Mars has a FeO/MnO ratio of 40 (from SNC meteorites; Wänke & Dreibus 1988), which is lower (i.e., more reducing) than that of the Earth. Wadhwa (2008) reviews the indirect ${f}_{{{\rm{O}}}_{2}}$ determinations of SNC meteorites, which have ${f}_{{{\rm{O}}}_{2}}$ ranging from IW−1 to IW+4. The correlation of the ${f}_{{{\rm{O}}}_{2}}$ values with other geochemical and isotopic data indicates the Martian mantle ${f}_{{{\rm{O}}}_{2}}$ is about that of the IW buffer. However, Mars has undergone extensive hydrogen escape to elevate the D/H ratio of atmospheric water vapor to ∼5 times the terrestrial D/H ratio (Owen et al. 1988; Yung et al. 1988; Donahue 1995; Krasnopolsky et al. 1997; Krasnopolsky 2015).

Thus, Venus and Mars have likely lost large amounts of hydrogen at some time in the past yet neither of them are significantly more oxidized than the Earth. The volatile recycling model of Kasting et al. (1993) and the hydrogen escape during the magma ocean phase of Hamano et al. (2013) and Sharp et al. (2013) both require sufficient initial volatile abundances to oxidize any mineral buffers. The volatiles must also at some time be sequestered in the mantle to have this oxidizing effect. The lack of oxidation of Mars and Venus suggests that possibly one of these conditions was not met (insufficient volatiles, no recycling of volatiles into the mantle) on these planets. Whatever the truth, the effects of hydrogen escape on the redox state of bulk silicate planets are extremely complicated and require additional studies.

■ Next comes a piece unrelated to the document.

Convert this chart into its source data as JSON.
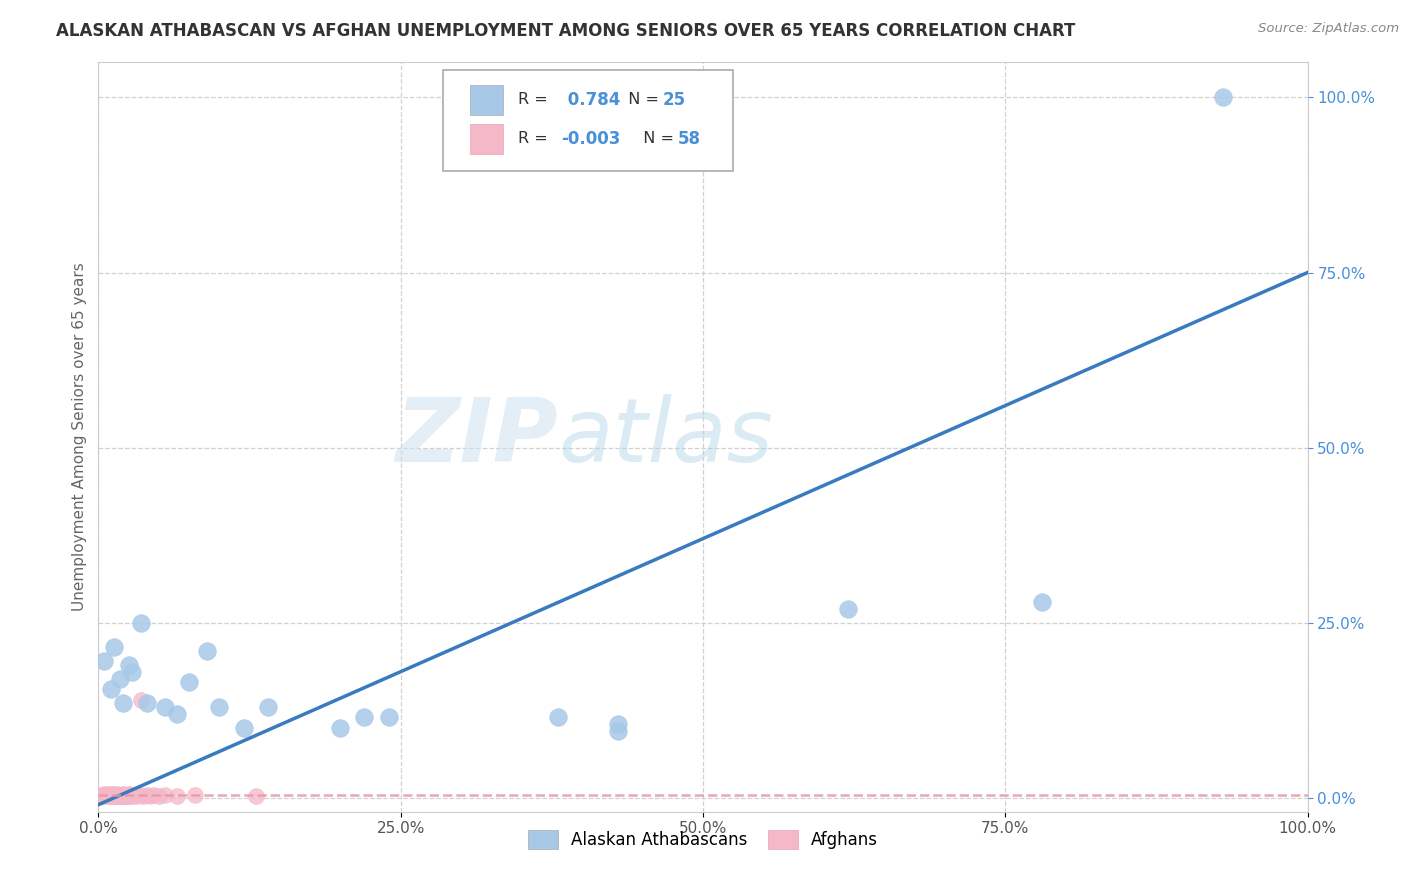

An important issue is the very large escape rates required to remove excess hydrogen from rocky planets formed by the accretion of volatile-rich chondritic material. Planets at close orbital separations and planets around M dwarfs are likely subjected to much higher energetic radiation environments than the Earth. Studies by Luger & Barnes (2015), Schaefer et al. (2016), and Barnes et al. (2016), to name a few, have looked at models similar to those of Hamano et al. (2013) for hydrogen loss and oxygen build-up on rocky exoplanets during a magma ocean phase. Schaefer et al. (2016) showed that oxygen absorption into the magma ocean is not complete, and that the amount of oxygen absorbed is a balance between the rate of oxygen escape and the rate of solidification of the magma ocean. The results of these studies show that planets farther out in orbital space are less likely to lose significant amounts of hydrogen. Zahnle & Catling (2017) also consider the question of atmospheric escape due to both stellar radiation as well as impacts. They present figures showing a large number of exoplanets that fall into their region of atmospheric stability, suggesting that hydrogen escape may be less important for some rocky exoplanets.